Menurut Hua-yu, siswa generasi berkelanjutan cenderung mencari nasihat tentang mengubah jurusan mereka ketika berbicara dengan staf, dibandingkan dengan rekan generasi pertama mereka, karena mereka memiliki sistem pendukung lain yang dapat menawarkan wawasan itu. Sebaliknya, mereka menggunakan janji temu untuk mengatasi hambatan logistik dan birokrasi untuk mencapai tujuan mereka, katanya.
Membangun lebih baik: Temuan, Hua-yu menekankan, bukan penasihat yang salah melainkan menggarisbawahi kekhawatiran dengan struktur penasihat akademik dan masalah kepegawaian di perguruan tinggi dan universitas di seluruh negeri. A 2024 Laporan oleh Tyton Partners Ditemukan beban kasus tinggi dan pemakaman dan turnover penasihat adalah beberapa tantangan utama untuk lapangan.
Penasihat memiliki beban kasus setinggi 400 siswa, yang dapat membatasi kemampuan mereka untuk terlibat dengan siswa dengan sengaja dan mengatasi kekhawatiran mereka di tingkat yang lebih dalam, kata Hua-yu. Sebaliknya, para pemimpin di lembaga harus mengakui bahwa penasihat kualitas dapat membuat perbedaan besar dalam hasil siswa dan, pada gilirannya, mengadvokasi sumber daya dan dukungan untuk meningkatkan pengalaman penasihat.

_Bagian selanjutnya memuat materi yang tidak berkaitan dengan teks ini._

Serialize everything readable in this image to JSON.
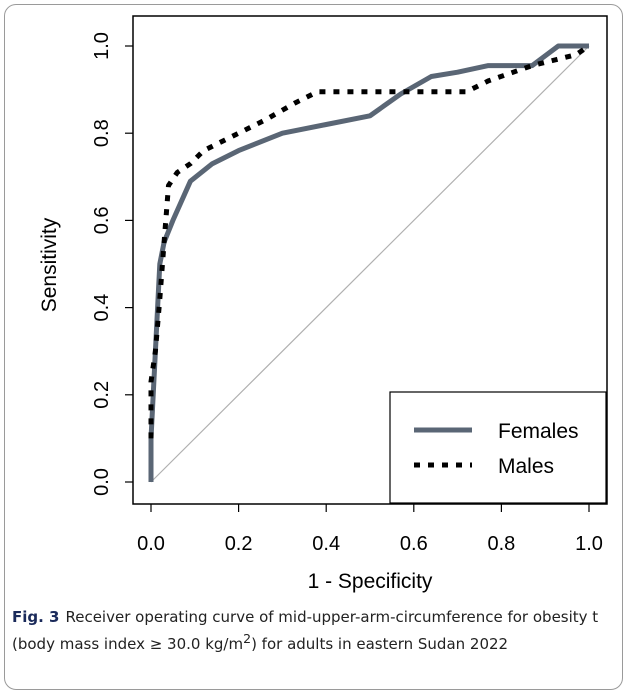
{
  "chart_data": {
    "type": "line",
    "title": "",
    "xlabel": "1 - Specificity",
    "ylabel": "Sensitivity",
    "xlim": [
      0,
      1
    ],
    "ylim": [
      0,
      1
    ],
    "x_ticks": [
      "0.0",
      "0.2",
      "0.4",
      "0.6",
      "0.8",
      "1.0"
    ],
    "y_ticks": [
      "0.0",
      "0.2",
      "0.4",
      "0.6",
      "0.8",
      "1.0"
    ],
    "grid": false,
    "reference_line": {
      "from": [
        0,
        0
      ],
      "to": [
        1,
        1
      ],
      "color": "#b0b0b0"
    },
    "legend_position": "bottom-right",
    "series": [
      {
        "name": "Females",
        "style": "solid",
        "color": "#5a6675",
        "points": [
          [
            0,
            0
          ],
          [
            0.0,
            0.1
          ],
          [
            0.01,
            0.3
          ],
          [
            0.02,
            0.5
          ],
          [
            0.03,
            0.55
          ],
          [
            0.05,
            0.6
          ],
          [
            0.09,
            0.69
          ],
          [
            0.14,
            0.73
          ],
          [
            0.2,
            0.76
          ],
          [
            0.3,
            0.8
          ],
          [
            0.4,
            0.82
          ],
          [
            0.5,
            0.84
          ],
          [
            0.57,
            0.89
          ],
          [
            0.64,
            0.93
          ],
          [
            0.7,
            0.94
          ],
          [
            0.77,
            0.955
          ],
          [
            0.87,
            0.955
          ],
          [
            0.93,
            1.0
          ],
          [
            1.0,
            1.0
          ]
        ]
      },
      {
        "name": "Males",
        "style": "dotted",
        "color": "#000000",
        "points": [
          [
            0,
            0.1
          ],
          [
            0.0,
            0.23
          ],
          [
            0.01,
            0.3
          ],
          [
            0.02,
            0.42
          ],
          [
            0.03,
            0.55
          ],
          [
            0.04,
            0.68
          ],
          [
            0.06,
            0.71
          ],
          [
            0.09,
            0.73
          ],
          [
            0.12,
            0.76
          ],
          [
            0.18,
            0.79
          ],
          [
            0.26,
            0.83
          ],
          [
            0.33,
            0.87
          ],
          [
            0.38,
            0.895
          ],
          [
            0.5,
            0.895
          ],
          [
            0.6,
            0.895
          ],
          [
            0.72,
            0.895
          ],
          [
            0.77,
            0.92
          ],
          [
            0.87,
            0.955
          ],
          [
            0.93,
            0.97
          ],
          [
            0.97,
            0.98
          ],
          [
            1.0,
            1.0
          ]
        ]
      }
    ]
  },
  "caption": {
    "label": "Fig. 3",
    "text_before": "Receiver operating curve of mid-upper-arm-circumference for obesity t (body mass index ≥ 30.0 kg/m",
    "superscript": "2",
    "text_after": ") for adults in eastern Sudan 2022"
  }
}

Hua-yu menyerukan lebih banyak pelatihan untuk penasihat tentang cara bekerja dengan siswa dalam program studi tertentu, serta dengan berbagai identitas siswa. Penasihat akademik tidak dapat menjadi pekerja sosial atau profesional kesehatan mental, tetapi meningkatkan bagaimana penasihat berada di atas kapal dan didukung dapat membuat perbedaan besar, kata Hua-yu.
Penasihat juga dapat diberikan serangkaian pertanyaan untuk mendorong hubungan yang lebih bermakna dengan siswa selama menasihati janji temu, seperti bertanya tentang kehidupan siswa, tujuan mereka dan sistem dukungan mereka.
Apa selanjutnya: Menggunakan kumpulan data yang sama, Hua-yu dan berencana timnya untuk menyelidiki penggunaan bendera atau pujian dalam sistem penasihat untuk melihat bagaimana intervensi awal dapat memengaruhi keberhasilan siswa.
Para peneliti juga mengeksplorasi peran gender dalam menasihati dukungan; Hasil awal menunjukkan siswa laki -laki kulit putih lebih kecil kemungkinannya untuk melakukan nasihat dibandingkan dengan kelompok siswa lainnya.
Kebetulan, kumpulan data mencakup periode instruksi jarak jauh selama pandemi COVID-19, jadi Hua-yu dan timnya mengeksplorasi guncangan untuk menasihati proses dan dukungan setelah musim semi 2020. Sejauh ini, para peneliti mencatat ada lebih banyak pertemuan nasihat yang terjadi, hanya jauh, dan tingkat penunjukan yang menyarankan ini tetap lebih tinggi daripada pra-tentara.
Mencari cerita dari para pemimpin kampus, anggota fakultas dan staf untuk fokus keberhasilan siswa kami. Bagikan di sini.